Robbins preens for a solid 2 hours and 22 minutes, the picture of stoic superiority. This required no acting. It’s his public persona, too. (He was fantastic in Ron Shelton’s Bull Durham and good in Robert Altman’s The Player, but everything else he’s ever done — especially his vanity polemic Bob Roberts — has been unwatchable. Why the sainted Dufresne has even earned his surpassing arrogance is unclear, since he was a drunken, cuckolded, pistol-wielding banker when he met his sorry fate.
On the strength of his keen intellect, though, he outwits all of his antagonists, escapes from a tunnel he’s been painstakingly digging without detection for 19 years, embezzles the bad guys’ dirty money and finds tropical refuge in Mexico — where his paroled friend Red eventually joins him. Cue “Ebony and Ivory.” Revenge is theirs, which is not the same thing as redemption.

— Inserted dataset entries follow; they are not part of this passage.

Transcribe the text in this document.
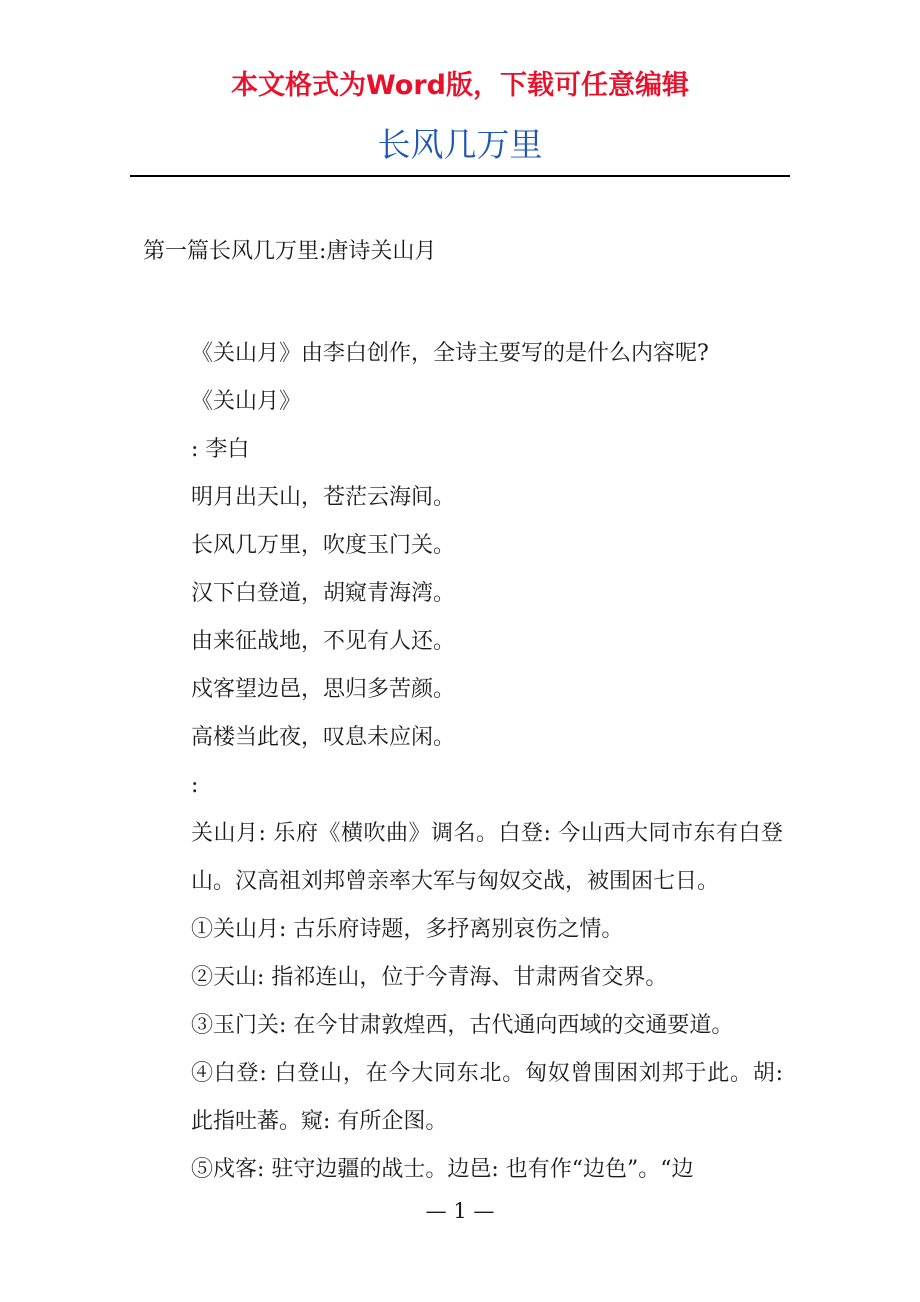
本文格式为Word版，下载可任意编辑
长风几万里
第一篇长风几万里:唐诗关山月

《关山月》由李白创作，全诗主要写的是什么内容呢?

《关山月》

: 李白

明月出天山，苍茫云海间。

长风几万里，吹度玉门关。

汉下白登道，胡窥青海湾。

由来征战地，不见有人还。

戍客望边邑，思归多苦颜。

高楼当此夜，叹息未应闲。

:

关山月: 乐府《横吹曲》调名。白登: 今山西大同市东有白登山。汉高祖刘邦曾亲率大军与匈奴交战，被围困七日。

①关山月: 古乐府诗题，多抒离别哀伤之情。

②天山: 指祁连山，位于今青海、甘肃两省交界。

③玉门关: 在今甘肃敦煌西，古代通向西域的交通要道。

④白登: 白登山，在今大同东北。匈奴曾围困刘邦于此。胡: 此指吐蕃。窥: 有所企图。

⑤戍客: 驻守边疆的战士。边邑: 也有作“边色”。“边

— 1 —
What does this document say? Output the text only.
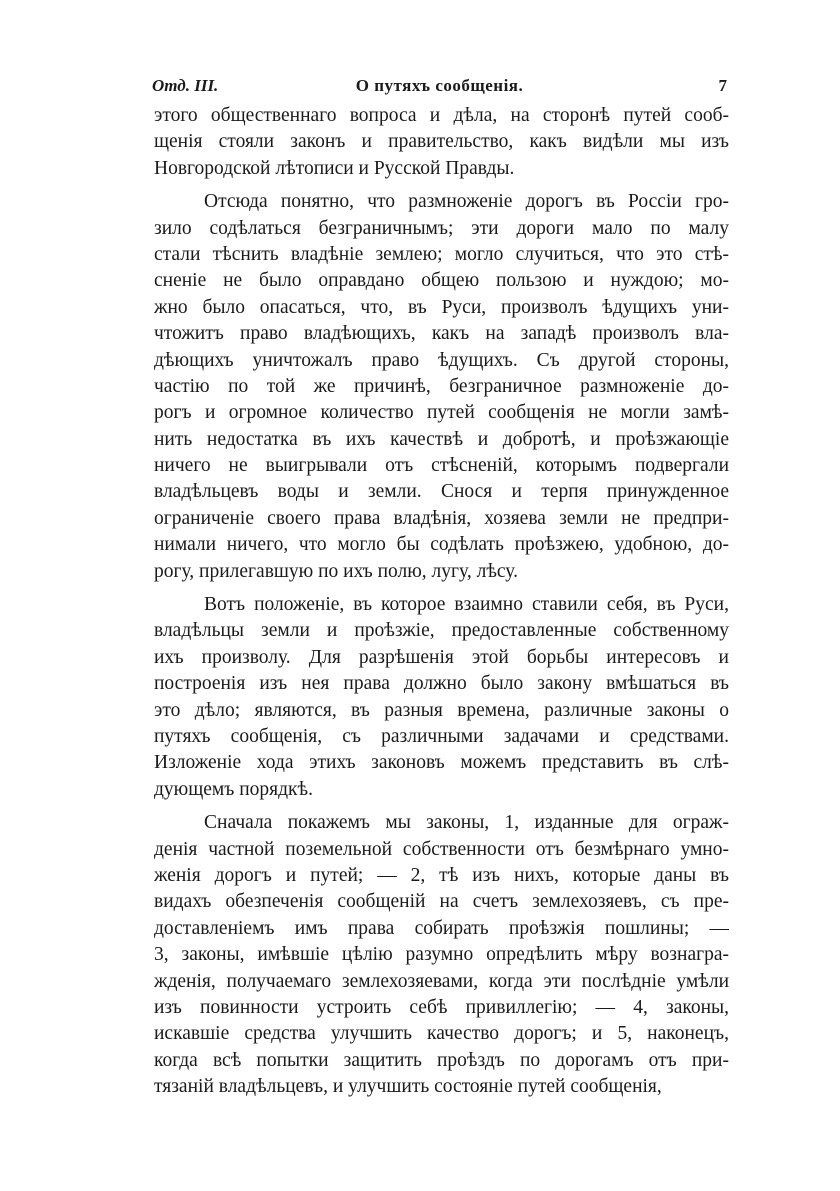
Отд. III.	О путяхъ сообщенія.	7
этого общественнаго вопроса и дѣла, на сторонѣ путей сооб-
щенія стояли законъ и правительство, какъ видѣли мы изъ
Новгородской лѣтописи и Русской Правды.
Отсюда понятно, что размноженіе дорогъ въ Россіи гро-
зило содѣлаться безграничнымъ; эти дороги мало по малу
стали тѣснить владѣніе землею; могло случиться, что это стѣ-
сненіе не было оправдано общею пользою и нуждою; мо-
жно было опасаться, что, въ Руси, произволъ ѣдущихъ уни-
чтожитъ право владѣющихъ, какъ на западѣ произволъ вла-
дѣющихъ уничтожалъ право ѣдущихъ. Съ другой стороны,
частію по той же причинѣ, безграничное размноженіе до-
рогъ и огромное количество путей сообщенія не могли замѣ-
нить недостатка въ ихъ качествѣ и добротѣ, и проѣзжающіе
ничего не выигрывали отъ стѣсненій, которымъ подвергали
владѣльцевъ воды и земли. Снося и терпя принужденное
ограниченіе своего права владѣнія, хозяева земли не предпри-
нимали ничего, что могло бы содѣлать проѣзжею, удобною, до-
рогу, прилегавшую по ихъ полю, лугу, лѣсу.
Вотъ положеніе, въ которое взаимно ставили себя, въ Руси,
владѣльцы земли и проѣзжіе, предоставленные собственному
ихъ произволу. Для разрѣшенія этой борьбы интересовъ и
построенія изъ нея права должно было закону вмѣшаться въ
это дѣло; являются, въ разныя времена, различные законы о
путяхъ сообщенія, съ различными задачами и средствами.
Изложеніе хода этихъ законовъ можемъ представить въ слѣ-
дующемъ порядкѣ.
Сначала покажемъ мы законы, 1, изданные для ограж-
денія частной поземельной собственности отъ безмѣрнаго умно-
женія дорогъ и путей; — 2, тѣ изъ нихъ, которые даны въ
видахъ обезпеченія сообщеній на счетъ землехозяевъ, съ пре-
доставленіемъ имъ права собирать проѣзжія пошлины; —
3, законы, имѣвшіе цѣлію разумно опредѣлить мѣру вознагра-
жденія, получаемаго землехозяевами, когда эти послѣдніе умѣли
изъ повинности устроить себѣ привиллегію; — 4, законы,
искавшіе средства улучшить качество дорогъ; и 5, наконецъ,
когда всѣ попытки защитить проѣздъ по дорогамъ отъ при-
тязаній владѣльцевъ, и улучшить состояніе путей сообщенія,
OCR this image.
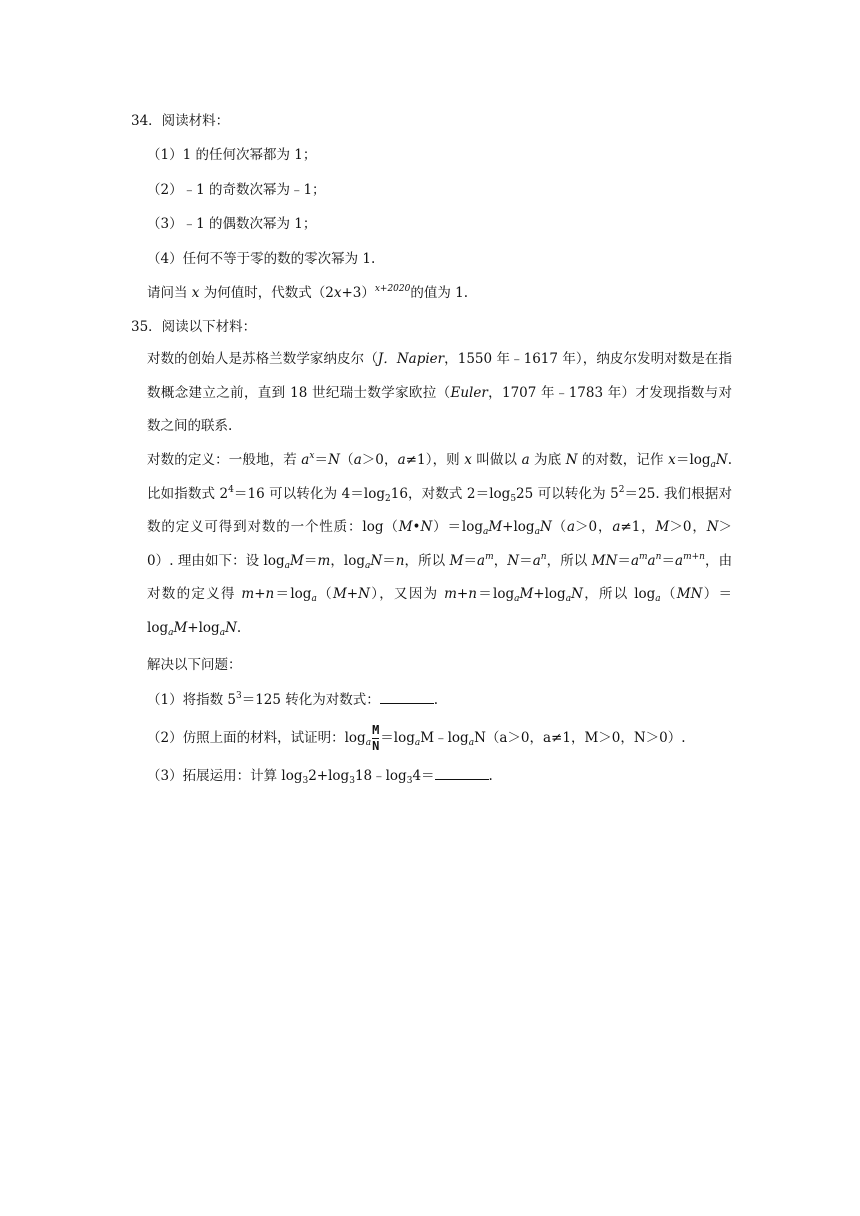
34．阅读材料：
（1）1 的任何次幂都为 1；
（2）﹣1 的奇数次幂为﹣1；
（3）﹣1 的偶数次幂为 1；
（4）任何不等于零的数的零次幂为 1.
请问当 x 为何值时，代数式$(2x+3)^{x+2020}$的值为 1.
35．阅读以下材料：
对数的创始人是苏格兰数学家纳皮尔（J．Napier，1550 年﹣1617 年），纳皮尔发明对数是在指数概念建立之前，直到 18 世纪瑞士数学家欧拉（Euler，1707 年﹣1783 年）才发现指数与对数之间的联系.
对数的定义：一般地，若 $a^x=N(a>0$，a≠1），则 x 叫做以 a 为底 N 的对数，记作 $x=\log_aN$. 比如指数式 $2^4=16$ 可以转化为 $4=\log_216$，对数式 $2=\log_525$ 可以转化为 $5^2=25$. 我们根据对数的定义可得到对数的一个性质：$\log(M•N)=\log_aM+\log_aN(a>0$，a≠1，M＞0，N＞0）. 理由如下：设 $\log_aM=m$，$\log_aN=n$，所以 $M=a^m$，$N=a^n$，所以 $MN=a^ma^n=a^{m+n}$，由对数的定义得 $m+n=\log_a(M+N)$，又因为 $m+n=\log_aM+\log_aN$，所以 $\log_a(MN)=\log_aM+\log_aN$.
解决以下问题：
（1）将指数 $5^3=125$ 转化为对数式：	.
（2）仿照上面的材料，试证明：$\log_a \frac{M}{N}$ $=\log_aM﹣\log_aN(a>0$，a≠1，M＞0，N＞0）.
（3）拓展运用：计算 $\log_32+\log_318﹣\log_34=$	.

In short, a supposed human drama where absolutely nothing rings true, where cutout villains get their just desserts in a way that resembles nothing in real life and where a smug and thoroughly unlikeable hero enjoys an ever escalating series of triumphs, not one of which in the context of a state prison would have been possible.
It is a shallow, feelgood flick that can’t decide whether the main character is an underdog, overdog or both, and boasts all the character richness of Debbie Does Dallas. They could have casted the movie with Colorforms.
Want to see a better movie than IMDb’s No. 1? Go to Netflix, close your eyes, scroll and randomly click. You can’t do worse. Even if you happen upon, I dunno, Weekend at Bernie’s, at least you won’t have your intelligence insulted. Or your humanity.
And the title character isn’t nearly as stiff.
[EDITOR’S NOTE: For hate mail, click below.]
You had me worried there for the first couple of paragraphs, Bob ... but yeah. I must confess to have never seen the entirety of SR -- all I've seen are clips or a scene or two while channel surfing -- but none of that was intriguing enough for me seek out the entire movie ... and that's okay. If I shuffle off Shakespeare's mortal coil without having seen SR, the world will go on spinning through space as the human race grinds its way to extinction. No harm, no foul.
But I'm with you on "The Third Man," no doubt. It's great.
All the best!
Yipes! I'm not much of a moviegoer so I haven't seen Shawshank. But then the shallow treacliness that you relate isn't that different from the shallow treacliness of a zillion other films. And that sort of explains why I'm not much of a moviegoer. The Apostle is the last film I saw, sat all the way through, and would recommend to others, and that has to be 25 years old. So thanks for sparing me this mess.